Real Case: Small Business & Investor
Jeff – still working, and needing to steadily build a portolio for his and his family's future...
The Client Circumstances:
Jeff is a builder in his early 50’s who runs his own business, and has been an Ascendia accounting client for a number of years.
Whilst he has investmetns in commercial and residential rental property, he also diversifies his asset holdings by having a portfolio run by Ascendia’s investment team.
As Jeff is around 10 years away from retirement, his objective is to grow his portfolio in a steady manner.
He is risk averse but wanting a more balanced approach than defensive due to his relative youth.
The Portfolio Advice and Management:
Therefore, Jeff’s portfolio asset allocation has been advised and is managed as a more even balance (50/50) between risk assets such as shares, and defensive assets such as income securities, term deposits, and cash.
Our job is to try to get the best assets for him in this allocation, in terms of maximum return for the minimum risk or the best "risk adjusted return" we can obtain within his overall 50 / 50 balanced required investment asset allocation.

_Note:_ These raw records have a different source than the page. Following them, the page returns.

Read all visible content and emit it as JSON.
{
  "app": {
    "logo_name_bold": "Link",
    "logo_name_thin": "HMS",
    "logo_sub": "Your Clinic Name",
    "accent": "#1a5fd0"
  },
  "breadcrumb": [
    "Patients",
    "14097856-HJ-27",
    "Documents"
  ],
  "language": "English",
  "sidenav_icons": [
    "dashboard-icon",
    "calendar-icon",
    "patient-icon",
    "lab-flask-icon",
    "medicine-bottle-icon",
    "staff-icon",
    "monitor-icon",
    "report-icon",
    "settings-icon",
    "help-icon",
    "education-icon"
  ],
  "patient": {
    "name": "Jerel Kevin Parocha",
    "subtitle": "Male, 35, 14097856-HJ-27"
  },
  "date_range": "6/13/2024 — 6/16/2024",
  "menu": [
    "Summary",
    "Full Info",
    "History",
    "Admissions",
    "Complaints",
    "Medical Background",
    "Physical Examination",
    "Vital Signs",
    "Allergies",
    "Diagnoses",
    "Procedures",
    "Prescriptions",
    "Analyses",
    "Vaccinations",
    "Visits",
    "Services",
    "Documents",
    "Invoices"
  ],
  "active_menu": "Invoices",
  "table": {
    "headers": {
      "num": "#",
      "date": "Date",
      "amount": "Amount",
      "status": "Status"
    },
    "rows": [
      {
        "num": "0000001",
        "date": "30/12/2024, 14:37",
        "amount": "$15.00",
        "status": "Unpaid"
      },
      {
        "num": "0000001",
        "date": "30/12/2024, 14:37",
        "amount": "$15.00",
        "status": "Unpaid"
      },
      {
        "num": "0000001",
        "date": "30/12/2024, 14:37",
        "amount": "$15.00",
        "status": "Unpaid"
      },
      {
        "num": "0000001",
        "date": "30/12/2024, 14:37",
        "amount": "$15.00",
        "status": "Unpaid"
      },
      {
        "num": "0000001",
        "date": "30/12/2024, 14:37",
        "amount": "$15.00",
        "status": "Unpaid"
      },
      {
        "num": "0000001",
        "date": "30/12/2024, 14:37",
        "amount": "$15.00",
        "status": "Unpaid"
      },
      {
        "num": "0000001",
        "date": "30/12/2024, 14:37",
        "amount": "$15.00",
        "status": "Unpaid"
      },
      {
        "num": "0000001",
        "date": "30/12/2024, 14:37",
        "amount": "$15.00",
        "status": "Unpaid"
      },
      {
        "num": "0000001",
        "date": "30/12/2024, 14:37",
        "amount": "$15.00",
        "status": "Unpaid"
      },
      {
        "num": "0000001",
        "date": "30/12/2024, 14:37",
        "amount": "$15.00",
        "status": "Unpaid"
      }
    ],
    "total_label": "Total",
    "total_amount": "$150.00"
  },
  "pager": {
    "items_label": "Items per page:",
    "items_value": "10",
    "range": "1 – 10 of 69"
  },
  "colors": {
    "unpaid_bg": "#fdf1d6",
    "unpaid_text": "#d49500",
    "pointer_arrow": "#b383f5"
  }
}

We do this through selection of assets, by not buying trnedy assets that dont stack up, by not being emotionally reactive to fluctuations in the market nad ny researching hte underlying value of assets as well as their underlying economic exposures. Our job for this kind of portfolio is to avoid wherever possible assets that will be subjected to substantial competition or do not have pricing power in their industry.
A total gross return in 2013 of 18.11%, including imputation credits. And this return is not a one off result for Jeff, he has obtianed similar risk adjusted returns in similar investment markets in the past.
The balanced asset allocation provided Jeff with around half the risk and volatility of the general share market, yet still provided a very solid overall return.